Semana passada o amigo Cláudio me passou a informação de que o amigo João Antônio havia sofrido um AVC e estava em condições muito difíceis, em uma UTI, em um hospital em Canoas.

João Antônio…

Conheci o João Antônio na minha adolescência, nos anos 1980. Mais exatamente, devo tê-lo conhecido em 1982 ou 1983. A adolescência costuma ser associada à rebeldia, mas, veja só, conheci João em meio a uma busca através da religião. Religiões institucionalizadas costumam ser coisas extremamente hierárquicas, por vezes, reacionárias; por outro lado, também costumam ser meios de submissão. Bem, a busca começou primeiro como católico. Depois em busca da “verdadeira” religião (desde que fosse cristã). Por fim, uma passagem à fé evangélica.

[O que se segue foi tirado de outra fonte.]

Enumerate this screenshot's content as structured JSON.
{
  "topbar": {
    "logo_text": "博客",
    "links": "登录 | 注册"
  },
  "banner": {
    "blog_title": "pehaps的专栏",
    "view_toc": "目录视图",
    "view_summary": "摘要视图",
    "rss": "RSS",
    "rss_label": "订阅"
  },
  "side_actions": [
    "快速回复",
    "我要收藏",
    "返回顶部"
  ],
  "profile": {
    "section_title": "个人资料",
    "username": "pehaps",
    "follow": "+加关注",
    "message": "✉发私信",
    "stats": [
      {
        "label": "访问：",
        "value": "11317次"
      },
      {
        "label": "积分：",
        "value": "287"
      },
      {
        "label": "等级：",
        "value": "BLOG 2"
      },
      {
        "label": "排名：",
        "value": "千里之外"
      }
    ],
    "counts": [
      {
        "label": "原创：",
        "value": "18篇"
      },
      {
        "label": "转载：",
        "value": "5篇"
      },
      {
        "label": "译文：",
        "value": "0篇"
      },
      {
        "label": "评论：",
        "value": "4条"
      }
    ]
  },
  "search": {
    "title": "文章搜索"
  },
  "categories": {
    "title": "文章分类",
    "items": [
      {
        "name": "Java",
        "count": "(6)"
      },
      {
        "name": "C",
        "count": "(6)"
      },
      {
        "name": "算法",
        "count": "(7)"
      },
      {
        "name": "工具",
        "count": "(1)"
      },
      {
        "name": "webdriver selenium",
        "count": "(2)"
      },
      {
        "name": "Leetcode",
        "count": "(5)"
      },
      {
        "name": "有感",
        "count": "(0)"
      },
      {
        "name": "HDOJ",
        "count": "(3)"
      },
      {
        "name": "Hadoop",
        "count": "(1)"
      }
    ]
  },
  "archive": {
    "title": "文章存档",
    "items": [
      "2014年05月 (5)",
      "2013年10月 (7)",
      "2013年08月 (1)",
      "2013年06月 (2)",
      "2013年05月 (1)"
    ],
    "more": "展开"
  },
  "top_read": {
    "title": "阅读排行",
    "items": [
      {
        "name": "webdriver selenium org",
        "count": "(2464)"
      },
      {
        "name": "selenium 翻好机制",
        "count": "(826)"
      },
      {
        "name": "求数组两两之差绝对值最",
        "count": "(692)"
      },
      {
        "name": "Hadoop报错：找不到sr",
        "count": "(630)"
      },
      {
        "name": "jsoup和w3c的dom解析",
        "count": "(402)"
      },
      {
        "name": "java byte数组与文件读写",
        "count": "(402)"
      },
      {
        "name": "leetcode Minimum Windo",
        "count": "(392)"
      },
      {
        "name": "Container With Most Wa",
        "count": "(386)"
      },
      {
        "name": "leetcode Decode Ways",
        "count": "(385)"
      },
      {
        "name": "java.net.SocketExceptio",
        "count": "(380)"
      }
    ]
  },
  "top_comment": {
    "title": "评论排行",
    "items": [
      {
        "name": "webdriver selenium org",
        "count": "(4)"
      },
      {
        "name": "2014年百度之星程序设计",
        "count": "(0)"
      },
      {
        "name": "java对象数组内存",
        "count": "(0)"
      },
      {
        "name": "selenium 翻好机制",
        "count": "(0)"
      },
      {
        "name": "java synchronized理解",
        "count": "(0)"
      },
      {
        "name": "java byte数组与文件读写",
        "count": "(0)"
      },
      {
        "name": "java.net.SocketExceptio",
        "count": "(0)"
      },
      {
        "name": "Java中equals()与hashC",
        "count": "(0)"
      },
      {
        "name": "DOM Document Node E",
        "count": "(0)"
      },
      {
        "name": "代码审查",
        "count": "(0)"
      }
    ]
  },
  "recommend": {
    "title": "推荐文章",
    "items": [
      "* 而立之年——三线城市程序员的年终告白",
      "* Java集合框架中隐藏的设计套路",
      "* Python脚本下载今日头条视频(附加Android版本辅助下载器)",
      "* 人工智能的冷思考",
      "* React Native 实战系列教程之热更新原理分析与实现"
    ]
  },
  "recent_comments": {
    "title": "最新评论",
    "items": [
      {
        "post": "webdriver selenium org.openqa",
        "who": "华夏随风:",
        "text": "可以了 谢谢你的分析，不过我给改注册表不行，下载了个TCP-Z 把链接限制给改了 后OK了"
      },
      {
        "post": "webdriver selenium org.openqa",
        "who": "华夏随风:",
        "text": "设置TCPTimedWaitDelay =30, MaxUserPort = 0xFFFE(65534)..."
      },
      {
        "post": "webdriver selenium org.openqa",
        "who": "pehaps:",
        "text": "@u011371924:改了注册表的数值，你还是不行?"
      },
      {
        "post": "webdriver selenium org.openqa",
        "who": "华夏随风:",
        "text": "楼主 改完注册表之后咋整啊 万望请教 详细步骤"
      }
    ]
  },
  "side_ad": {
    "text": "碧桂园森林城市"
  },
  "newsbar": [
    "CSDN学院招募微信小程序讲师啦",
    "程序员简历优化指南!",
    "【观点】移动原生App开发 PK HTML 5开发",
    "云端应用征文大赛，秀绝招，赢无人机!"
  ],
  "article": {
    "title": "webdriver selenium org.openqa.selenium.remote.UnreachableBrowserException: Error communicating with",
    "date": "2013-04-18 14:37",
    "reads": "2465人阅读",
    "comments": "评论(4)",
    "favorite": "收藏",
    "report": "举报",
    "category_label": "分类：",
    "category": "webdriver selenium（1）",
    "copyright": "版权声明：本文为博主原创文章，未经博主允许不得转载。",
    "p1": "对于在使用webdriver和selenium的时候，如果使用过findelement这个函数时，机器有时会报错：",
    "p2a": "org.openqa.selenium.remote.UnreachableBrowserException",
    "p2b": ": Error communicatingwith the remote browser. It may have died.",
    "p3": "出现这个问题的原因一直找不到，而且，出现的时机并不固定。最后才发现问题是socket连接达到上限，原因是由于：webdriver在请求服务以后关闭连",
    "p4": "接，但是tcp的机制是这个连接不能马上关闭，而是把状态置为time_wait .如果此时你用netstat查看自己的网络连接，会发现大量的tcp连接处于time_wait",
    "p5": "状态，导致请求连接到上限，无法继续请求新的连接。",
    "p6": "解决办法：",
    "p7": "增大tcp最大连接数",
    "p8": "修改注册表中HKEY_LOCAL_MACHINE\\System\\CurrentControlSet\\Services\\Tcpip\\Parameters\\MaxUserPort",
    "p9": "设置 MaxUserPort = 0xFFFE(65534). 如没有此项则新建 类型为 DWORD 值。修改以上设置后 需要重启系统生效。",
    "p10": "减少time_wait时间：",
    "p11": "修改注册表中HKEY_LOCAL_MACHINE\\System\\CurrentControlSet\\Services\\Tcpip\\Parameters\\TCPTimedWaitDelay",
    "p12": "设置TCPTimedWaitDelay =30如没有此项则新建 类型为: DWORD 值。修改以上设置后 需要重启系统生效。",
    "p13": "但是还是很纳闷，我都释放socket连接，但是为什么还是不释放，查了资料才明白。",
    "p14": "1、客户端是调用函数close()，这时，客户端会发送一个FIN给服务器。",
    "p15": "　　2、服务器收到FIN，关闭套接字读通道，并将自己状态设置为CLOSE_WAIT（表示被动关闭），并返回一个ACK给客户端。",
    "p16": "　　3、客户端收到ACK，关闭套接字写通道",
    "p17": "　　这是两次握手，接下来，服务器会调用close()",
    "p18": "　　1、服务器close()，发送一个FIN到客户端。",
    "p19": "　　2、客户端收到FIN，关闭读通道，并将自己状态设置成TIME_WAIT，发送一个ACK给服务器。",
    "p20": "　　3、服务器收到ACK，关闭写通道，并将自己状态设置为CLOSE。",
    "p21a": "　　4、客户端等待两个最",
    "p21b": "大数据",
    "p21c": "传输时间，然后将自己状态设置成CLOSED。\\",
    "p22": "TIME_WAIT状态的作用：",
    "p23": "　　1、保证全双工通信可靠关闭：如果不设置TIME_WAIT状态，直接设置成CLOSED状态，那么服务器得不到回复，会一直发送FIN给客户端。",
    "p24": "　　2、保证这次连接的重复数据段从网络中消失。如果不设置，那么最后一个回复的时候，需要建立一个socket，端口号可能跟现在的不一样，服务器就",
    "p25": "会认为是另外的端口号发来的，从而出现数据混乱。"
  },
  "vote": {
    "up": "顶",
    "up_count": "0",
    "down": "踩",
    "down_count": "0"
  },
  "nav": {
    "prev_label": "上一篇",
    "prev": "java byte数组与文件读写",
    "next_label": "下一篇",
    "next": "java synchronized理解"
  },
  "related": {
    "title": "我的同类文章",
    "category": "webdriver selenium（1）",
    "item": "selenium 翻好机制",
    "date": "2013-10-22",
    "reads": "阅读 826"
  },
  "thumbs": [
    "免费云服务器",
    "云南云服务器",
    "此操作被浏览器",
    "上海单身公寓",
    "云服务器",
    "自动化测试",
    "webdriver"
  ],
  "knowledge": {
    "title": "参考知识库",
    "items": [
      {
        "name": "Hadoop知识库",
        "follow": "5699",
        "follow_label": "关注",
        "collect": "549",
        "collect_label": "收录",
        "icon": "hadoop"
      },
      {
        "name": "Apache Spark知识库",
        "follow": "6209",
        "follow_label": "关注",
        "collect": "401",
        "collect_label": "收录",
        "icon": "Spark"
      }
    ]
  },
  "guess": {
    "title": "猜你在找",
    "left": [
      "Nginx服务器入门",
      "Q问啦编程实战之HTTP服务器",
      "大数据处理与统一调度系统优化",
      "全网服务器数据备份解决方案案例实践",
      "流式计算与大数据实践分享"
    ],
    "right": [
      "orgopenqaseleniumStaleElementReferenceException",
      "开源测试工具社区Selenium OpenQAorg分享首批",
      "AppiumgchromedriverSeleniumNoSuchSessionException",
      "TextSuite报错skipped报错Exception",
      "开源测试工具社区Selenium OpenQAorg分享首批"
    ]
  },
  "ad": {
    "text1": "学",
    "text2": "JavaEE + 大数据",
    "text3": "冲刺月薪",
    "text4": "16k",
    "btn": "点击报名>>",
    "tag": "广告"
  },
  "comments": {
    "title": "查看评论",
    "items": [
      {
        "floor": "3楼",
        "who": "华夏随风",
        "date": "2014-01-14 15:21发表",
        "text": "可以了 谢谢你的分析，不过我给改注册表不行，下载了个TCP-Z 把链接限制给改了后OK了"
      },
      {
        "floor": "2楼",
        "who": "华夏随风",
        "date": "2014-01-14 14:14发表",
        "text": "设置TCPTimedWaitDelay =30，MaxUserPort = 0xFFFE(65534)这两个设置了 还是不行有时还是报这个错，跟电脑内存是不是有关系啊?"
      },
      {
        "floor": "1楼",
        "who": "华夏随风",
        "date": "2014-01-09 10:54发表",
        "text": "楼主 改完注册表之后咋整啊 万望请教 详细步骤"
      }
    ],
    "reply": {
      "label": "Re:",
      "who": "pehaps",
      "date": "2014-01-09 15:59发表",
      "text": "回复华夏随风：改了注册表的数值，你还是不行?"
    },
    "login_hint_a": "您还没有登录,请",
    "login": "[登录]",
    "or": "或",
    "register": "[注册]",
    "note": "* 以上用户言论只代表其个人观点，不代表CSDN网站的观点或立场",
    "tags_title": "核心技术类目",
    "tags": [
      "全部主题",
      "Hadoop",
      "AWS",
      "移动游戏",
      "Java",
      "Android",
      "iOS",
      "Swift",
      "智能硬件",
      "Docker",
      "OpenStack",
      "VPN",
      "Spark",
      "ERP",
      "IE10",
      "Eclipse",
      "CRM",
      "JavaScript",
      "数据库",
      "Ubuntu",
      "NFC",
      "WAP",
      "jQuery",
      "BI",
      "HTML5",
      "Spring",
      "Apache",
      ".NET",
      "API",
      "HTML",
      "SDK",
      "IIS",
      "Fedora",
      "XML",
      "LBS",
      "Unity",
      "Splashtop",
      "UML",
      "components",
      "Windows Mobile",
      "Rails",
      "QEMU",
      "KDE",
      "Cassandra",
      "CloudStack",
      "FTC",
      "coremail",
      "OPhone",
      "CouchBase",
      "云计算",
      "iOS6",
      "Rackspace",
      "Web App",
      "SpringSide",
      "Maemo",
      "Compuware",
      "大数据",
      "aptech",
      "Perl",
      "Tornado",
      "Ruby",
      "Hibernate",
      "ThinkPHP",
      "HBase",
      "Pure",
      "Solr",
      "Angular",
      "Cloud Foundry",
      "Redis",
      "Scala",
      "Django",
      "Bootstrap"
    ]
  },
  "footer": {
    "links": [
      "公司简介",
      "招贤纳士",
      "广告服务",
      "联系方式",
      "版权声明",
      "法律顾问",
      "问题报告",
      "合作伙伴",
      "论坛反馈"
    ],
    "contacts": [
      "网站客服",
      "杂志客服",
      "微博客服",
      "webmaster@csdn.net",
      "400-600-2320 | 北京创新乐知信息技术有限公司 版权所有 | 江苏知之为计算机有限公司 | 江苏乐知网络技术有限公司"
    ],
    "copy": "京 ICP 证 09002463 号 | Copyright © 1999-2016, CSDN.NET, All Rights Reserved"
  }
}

Outros amigos estiveram envolvidos nisso. Além do Claudio, já citado, havia o Paulo, o Marco, o Carlos. Uma turma que vivia na Vila Cefer. E que gostava de conversar à noite em frente à casa do Claudio, que ficava ao lado de uma área de retorno e estacionamento na Vila Cefer 1, mas que chamávamos de esquina. Tínhamos ali um Clube da Esquina, que inclusive teve camisetas, tipo um uniforme. Repito, isso lá por 1983.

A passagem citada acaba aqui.